The transition to the new system in selected schools in Beijing, the nearby port city of Tianjin, Shanghai, eastern Jiangsu, Shandong, and northeastern Liaoning provinces has witnessed homework loads reduced by half, with kids able to enjoy more time for play or extracurricular activities.

But not all parents are pleased with the elimination of exam scores and the accompanying educational reforms, and are worried their children will become increasingly unruly and lazy without the pressure of test scores, China Daily said.

Pro-reform educators say most parents continue to ignore the fact that play, leisure reading, painting, dancing, or club activities are related and beneficial to their study. They also help kids develop to their full potential.

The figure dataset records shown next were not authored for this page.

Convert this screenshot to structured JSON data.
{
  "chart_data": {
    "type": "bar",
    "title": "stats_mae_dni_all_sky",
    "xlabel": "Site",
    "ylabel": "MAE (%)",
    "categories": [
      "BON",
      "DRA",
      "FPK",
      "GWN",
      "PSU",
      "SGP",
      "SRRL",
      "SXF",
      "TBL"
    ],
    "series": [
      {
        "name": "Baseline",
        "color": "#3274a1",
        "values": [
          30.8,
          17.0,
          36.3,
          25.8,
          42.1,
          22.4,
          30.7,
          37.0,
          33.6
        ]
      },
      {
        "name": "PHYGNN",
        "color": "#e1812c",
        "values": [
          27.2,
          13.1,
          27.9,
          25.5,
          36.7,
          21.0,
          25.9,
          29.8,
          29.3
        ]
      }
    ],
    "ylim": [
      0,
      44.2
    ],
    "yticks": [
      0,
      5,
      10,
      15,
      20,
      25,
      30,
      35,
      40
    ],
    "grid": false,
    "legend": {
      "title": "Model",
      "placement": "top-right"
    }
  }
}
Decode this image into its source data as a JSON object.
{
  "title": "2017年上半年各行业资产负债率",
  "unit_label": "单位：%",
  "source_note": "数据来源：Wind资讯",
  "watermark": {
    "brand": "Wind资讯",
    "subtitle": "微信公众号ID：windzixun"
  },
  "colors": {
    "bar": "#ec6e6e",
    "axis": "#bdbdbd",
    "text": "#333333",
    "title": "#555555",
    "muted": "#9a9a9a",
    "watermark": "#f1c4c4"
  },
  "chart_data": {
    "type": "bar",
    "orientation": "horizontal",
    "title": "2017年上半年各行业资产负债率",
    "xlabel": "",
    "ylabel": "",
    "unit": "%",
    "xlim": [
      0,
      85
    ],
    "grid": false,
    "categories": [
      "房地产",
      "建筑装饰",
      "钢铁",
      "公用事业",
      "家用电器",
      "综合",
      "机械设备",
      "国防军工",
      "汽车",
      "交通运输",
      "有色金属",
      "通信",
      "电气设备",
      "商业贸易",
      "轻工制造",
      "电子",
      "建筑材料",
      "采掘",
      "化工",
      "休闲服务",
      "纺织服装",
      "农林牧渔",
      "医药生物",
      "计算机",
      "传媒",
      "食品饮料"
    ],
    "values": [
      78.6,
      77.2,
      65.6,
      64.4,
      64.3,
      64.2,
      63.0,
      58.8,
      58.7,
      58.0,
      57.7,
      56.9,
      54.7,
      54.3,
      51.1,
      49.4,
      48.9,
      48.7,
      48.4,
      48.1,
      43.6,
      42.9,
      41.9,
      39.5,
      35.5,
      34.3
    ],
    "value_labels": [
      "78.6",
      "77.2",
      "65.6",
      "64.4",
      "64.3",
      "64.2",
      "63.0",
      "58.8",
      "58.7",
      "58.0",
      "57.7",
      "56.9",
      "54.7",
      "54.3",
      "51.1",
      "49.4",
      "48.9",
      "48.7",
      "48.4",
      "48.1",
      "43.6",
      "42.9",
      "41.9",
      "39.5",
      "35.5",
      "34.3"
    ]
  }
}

Xu Xiuru of the National Institute of Healthy Education says the number of pupils suffering mental problems due to pressure of homework and fierce competition under the old 100-mark system has increased in recent years.

Many teachers, meanwhile, argue that pupils acquire a better and faster command of fundamental knowledge under the old system, the report said.

Last year the China Daily warned parents against pushing their toddlers into becoming little prodigies, citing cases of children being beaten to death or driven to suicide by parents demanding too much.

The report said the craze for high marks and university admission were mistakenly the sole concerns of schools and Chinese parents who are limited to one child per couple in cities in accordance with the nation's strict family planning policy.